— Давай, давай, сестрица, — хрипя говорил он в пол. — Потуже меня оберни, поту-у-же, чтоб постоять мне еще у окошечка, чтоб подкосить еще с десяток врагов красной революции… Руки, гляди, у меня цельные… А туловище… что ж… ты ее тужей… тужей спеленай, чтоб, как наперсточек, стояла… Я вот еще встану… Постою у окошечка…
— Постоишь, постоишь, — бормотала в ответ Ольгуша, — обязательно… Да только не теперь, у тебя осколок в позвонке… Вот вынет доктор…
— Да, пусть его… осколок… А я встану… Ты только тужей, тужей…
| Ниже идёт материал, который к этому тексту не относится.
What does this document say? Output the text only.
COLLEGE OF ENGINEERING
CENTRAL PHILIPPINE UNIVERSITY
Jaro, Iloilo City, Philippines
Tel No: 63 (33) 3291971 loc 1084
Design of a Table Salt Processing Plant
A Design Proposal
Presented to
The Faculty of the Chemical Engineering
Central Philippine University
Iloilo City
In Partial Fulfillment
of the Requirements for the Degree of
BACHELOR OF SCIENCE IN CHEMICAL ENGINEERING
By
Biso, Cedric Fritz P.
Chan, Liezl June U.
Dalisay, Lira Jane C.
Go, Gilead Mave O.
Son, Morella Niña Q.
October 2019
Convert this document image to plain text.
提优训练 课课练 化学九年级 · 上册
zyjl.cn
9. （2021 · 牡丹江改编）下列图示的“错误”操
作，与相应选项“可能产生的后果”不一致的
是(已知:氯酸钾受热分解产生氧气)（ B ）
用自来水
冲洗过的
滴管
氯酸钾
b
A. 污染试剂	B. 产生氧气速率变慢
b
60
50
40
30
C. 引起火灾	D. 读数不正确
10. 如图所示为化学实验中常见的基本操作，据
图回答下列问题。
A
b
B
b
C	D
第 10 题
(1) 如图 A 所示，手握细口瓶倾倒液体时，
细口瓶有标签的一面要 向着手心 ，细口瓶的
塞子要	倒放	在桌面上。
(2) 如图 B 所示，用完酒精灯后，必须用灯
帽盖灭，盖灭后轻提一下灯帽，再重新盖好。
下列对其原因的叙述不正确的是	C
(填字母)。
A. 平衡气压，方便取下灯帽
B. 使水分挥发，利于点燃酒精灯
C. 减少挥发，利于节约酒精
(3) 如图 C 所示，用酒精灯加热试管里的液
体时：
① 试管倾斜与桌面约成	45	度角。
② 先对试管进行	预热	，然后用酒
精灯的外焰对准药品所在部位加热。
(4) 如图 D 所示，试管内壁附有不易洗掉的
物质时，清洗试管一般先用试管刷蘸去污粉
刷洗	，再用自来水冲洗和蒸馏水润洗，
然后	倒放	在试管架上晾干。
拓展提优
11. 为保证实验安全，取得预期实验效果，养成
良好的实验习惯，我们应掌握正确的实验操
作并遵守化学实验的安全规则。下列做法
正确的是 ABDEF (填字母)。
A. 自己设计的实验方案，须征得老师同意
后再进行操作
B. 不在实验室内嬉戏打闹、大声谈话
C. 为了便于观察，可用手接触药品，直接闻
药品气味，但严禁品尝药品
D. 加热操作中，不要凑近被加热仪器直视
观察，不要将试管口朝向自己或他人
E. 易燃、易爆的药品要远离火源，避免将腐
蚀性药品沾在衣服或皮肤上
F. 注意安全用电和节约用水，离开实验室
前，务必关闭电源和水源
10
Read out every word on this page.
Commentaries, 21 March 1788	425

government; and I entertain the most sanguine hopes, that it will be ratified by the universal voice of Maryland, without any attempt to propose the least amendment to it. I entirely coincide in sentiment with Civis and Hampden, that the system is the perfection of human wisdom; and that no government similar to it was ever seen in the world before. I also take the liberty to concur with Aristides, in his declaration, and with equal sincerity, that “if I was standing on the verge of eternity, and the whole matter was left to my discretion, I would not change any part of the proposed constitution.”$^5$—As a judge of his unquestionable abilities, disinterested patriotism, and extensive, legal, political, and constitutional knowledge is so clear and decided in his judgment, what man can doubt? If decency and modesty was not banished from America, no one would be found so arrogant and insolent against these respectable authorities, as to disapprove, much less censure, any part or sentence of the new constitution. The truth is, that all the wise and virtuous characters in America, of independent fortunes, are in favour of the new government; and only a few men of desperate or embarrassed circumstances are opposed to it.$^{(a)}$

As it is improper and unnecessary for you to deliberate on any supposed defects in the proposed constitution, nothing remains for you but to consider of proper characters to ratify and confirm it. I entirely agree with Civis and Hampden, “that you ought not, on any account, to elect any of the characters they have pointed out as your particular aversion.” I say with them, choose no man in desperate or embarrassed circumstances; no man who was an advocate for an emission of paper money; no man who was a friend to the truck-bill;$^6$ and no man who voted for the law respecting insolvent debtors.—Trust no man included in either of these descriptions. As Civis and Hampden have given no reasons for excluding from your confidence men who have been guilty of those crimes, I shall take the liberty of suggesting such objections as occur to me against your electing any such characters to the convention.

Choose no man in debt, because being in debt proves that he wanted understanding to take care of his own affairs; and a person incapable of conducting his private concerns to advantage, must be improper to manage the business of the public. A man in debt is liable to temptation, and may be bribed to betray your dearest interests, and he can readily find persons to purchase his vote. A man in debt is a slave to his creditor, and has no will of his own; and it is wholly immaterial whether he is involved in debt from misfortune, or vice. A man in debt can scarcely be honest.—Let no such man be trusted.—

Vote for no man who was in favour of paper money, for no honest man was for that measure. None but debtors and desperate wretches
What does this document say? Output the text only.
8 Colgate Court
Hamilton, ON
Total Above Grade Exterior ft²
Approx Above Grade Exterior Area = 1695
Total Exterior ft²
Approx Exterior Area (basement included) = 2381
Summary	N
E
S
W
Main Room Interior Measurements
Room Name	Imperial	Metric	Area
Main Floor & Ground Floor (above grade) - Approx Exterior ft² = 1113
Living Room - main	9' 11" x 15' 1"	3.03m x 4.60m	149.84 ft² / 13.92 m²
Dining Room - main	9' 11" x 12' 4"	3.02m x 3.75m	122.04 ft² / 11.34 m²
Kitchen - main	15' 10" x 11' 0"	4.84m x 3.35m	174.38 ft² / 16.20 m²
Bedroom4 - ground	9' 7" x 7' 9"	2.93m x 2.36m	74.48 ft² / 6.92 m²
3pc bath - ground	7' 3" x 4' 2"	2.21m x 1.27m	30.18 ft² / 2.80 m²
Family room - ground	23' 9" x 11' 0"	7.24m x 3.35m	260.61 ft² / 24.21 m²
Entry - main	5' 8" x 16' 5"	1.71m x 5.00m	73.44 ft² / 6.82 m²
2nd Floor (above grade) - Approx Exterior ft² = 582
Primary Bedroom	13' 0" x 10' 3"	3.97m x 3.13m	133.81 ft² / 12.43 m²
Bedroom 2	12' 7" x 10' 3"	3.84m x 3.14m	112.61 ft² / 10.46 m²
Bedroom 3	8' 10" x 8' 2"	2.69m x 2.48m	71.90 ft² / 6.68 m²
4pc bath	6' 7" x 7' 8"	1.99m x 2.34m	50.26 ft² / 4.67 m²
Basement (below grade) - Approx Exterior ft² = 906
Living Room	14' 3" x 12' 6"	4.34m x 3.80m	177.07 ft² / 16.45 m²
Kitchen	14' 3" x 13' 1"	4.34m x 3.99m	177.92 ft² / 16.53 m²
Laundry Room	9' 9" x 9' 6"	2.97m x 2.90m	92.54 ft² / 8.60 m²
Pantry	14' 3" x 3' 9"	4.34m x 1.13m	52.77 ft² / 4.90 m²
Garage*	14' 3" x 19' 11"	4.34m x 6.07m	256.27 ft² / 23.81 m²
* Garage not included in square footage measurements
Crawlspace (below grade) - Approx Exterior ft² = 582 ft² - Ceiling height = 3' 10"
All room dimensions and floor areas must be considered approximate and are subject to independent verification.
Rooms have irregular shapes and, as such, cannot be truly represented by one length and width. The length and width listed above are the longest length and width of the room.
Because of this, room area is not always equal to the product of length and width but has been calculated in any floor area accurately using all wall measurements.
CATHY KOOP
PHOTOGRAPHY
Гаша молча опустилась на колени рядом с Ольгу-шей и, стараясь не глядеть на кровь, стала помогать ей. Пальцы дрожали, были неуклюжи и шершавы — бинт цеплялся за них, морщился по натянутой нитке. От запаха свежей крови мутило.
— Ты только не торопись, — поучала в самое ухо Ольгуша, — так, словно ничего на свете не делается и важней этого у тебя дела нету… Понимаешь? И руками мелко-мелко старайся, не размахивайся на версту, не пружинь жилы-то; вот так, легонько-легонько, расслабь, расслабь руки, так, словно и костей у тебя нету… Вот гляди… Так меня соседка учила, она сестрой в гор больнице… У тебя пальцы сейчас, как деревянные, а ты мягче их, мягче… И ни о чем не думай, будто кругом — ничего…
— Ой, не можно мне не думать, — со всхлипом обронила Гаша. — Думаю я, думаю, а что если мой-то там в сию самую минуту… А как, ежели это он его, вот этого… Ежли он, к примеру, бежит сейчас сюды, до нас, и палит с оружья…
— Значит, контра… он… и нет ему пощады, ни от руки нет, ни от сердца… нет, — булькая кровью, прохрипел раненый.
В комнате остывший и заправленный вновь затакал пулемет. Со звоном посыпались на паркет отстрелянные гильзы.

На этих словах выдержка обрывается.